We need to fight back. Question parents, question teachers, question doctors, question lawmakers, question the media. The United States is going through a massive upheaval right now. We are questioning the status quo. It’s time to stand up and speak out. No more lying down and taking the abuse that they give. Change begins within each and every one of us.

 

If your doctor tells you that you are going to have a c-section because your baby is breech, tell them you know your options and you will make the choice that is right for you. Educate yourself, listen to your intuition, and make your own choice.
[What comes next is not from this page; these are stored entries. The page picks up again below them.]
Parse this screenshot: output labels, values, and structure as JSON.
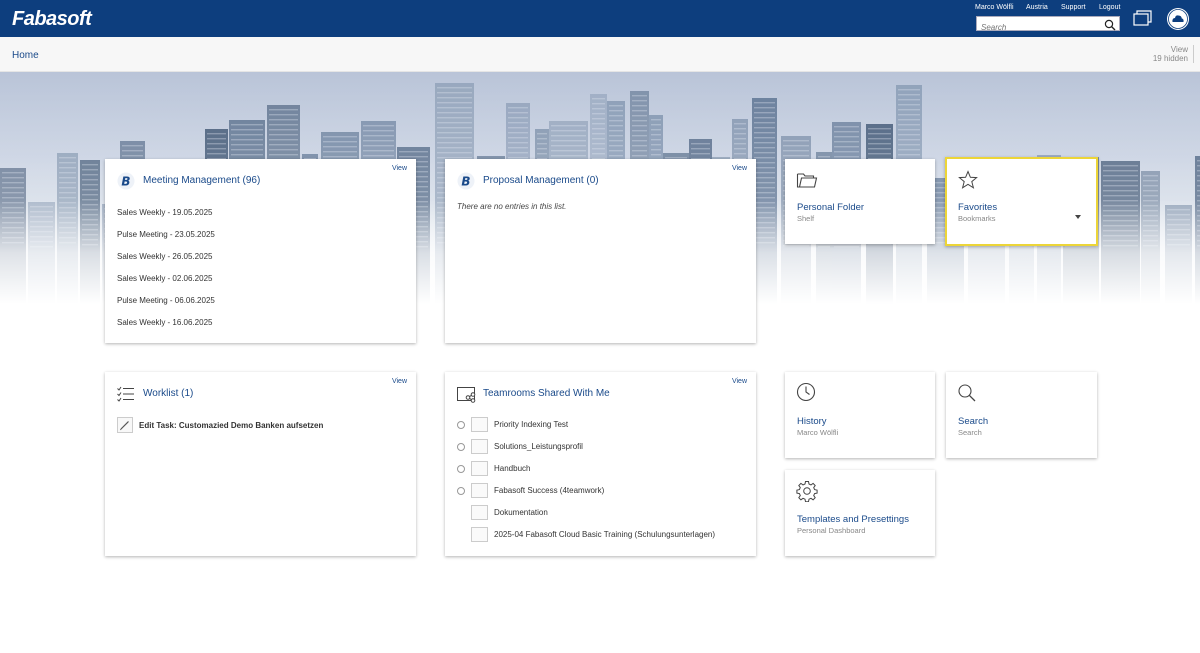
{
  "header": {
    "logo": "Fabasoft",
    "user": "Marco Wölfli",
    "region": "Austria",
    "support": "Support",
    "logout": "Logout",
    "search_placeholder": "Search",
    "accent_color": "#0d3e7e"
  },
  "breadcrumb": {
    "home": "Home",
    "view_label": "View",
    "hidden_count": "19 hidden"
  },
  "widgets": {
    "meeting": {
      "title": "Meeting Management (96)",
      "view": "View",
      "items": [
        "Sales Weekly - 19.05.2025",
        "Pulse Meeting - 23.05.2025",
        "Sales Weekly - 26.05.2025",
        "Sales Weekly - 02.06.2025",
        "Pulse Meeting - 06.06.2025",
        "Sales Weekly - 16.06.2025"
      ]
    },
    "proposal": {
      "title": "Proposal Management (0)",
      "view": "View",
      "empty": "There are no entries in this list."
    },
    "personal_folder": {
      "title": "Personal Folder",
      "subtitle": "Shelf"
    },
    "favorites": {
      "title": "Favorites",
      "subtitle": "Bookmarks"
    },
    "worklist": {
      "title": "Worklist (1)",
      "view": "View",
      "task": "Edit Task: Customazied Demo Banken aufsetzen"
    },
    "teamrooms": {
      "title": "Teamrooms Shared With Me",
      "view": "View",
      "items": [
        "Priority Indexing Test",
        "Solutions_Leistungsprofil",
        "Handbuch",
        "Fabasoft Success (4teamwork)",
        "Dokumentation",
        "2025-04 Fabasoft Cloud Basic Training (Schulungsunterlagen)"
      ]
    },
    "history": {
      "title": "History",
      "subtitle": "Marco Wölfli"
    },
    "search": {
      "title": "Search",
      "subtitle": "Search"
    },
    "templates": {
      "title": "Templates and Presettings",
      "subtitle": "Personal Dashboard"
    }
  }
}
Knowledge is the best cure for fear, and fear is the most common ingredient in a recipe for disaster.

 

Here is a list of resources to learn more about breech presentations and your options if your baby is breech:

Home4Birth

Birth Without Fear

Informed Pregnancy

AIMS

BellyBelly

Spinning Babies

Evidence Based Birth

 

As always, do your own research and listen to your intuition, and do not allow anyone, regardless of the letters after their name, to pressure you into making a choice that you do not feel comfortable with.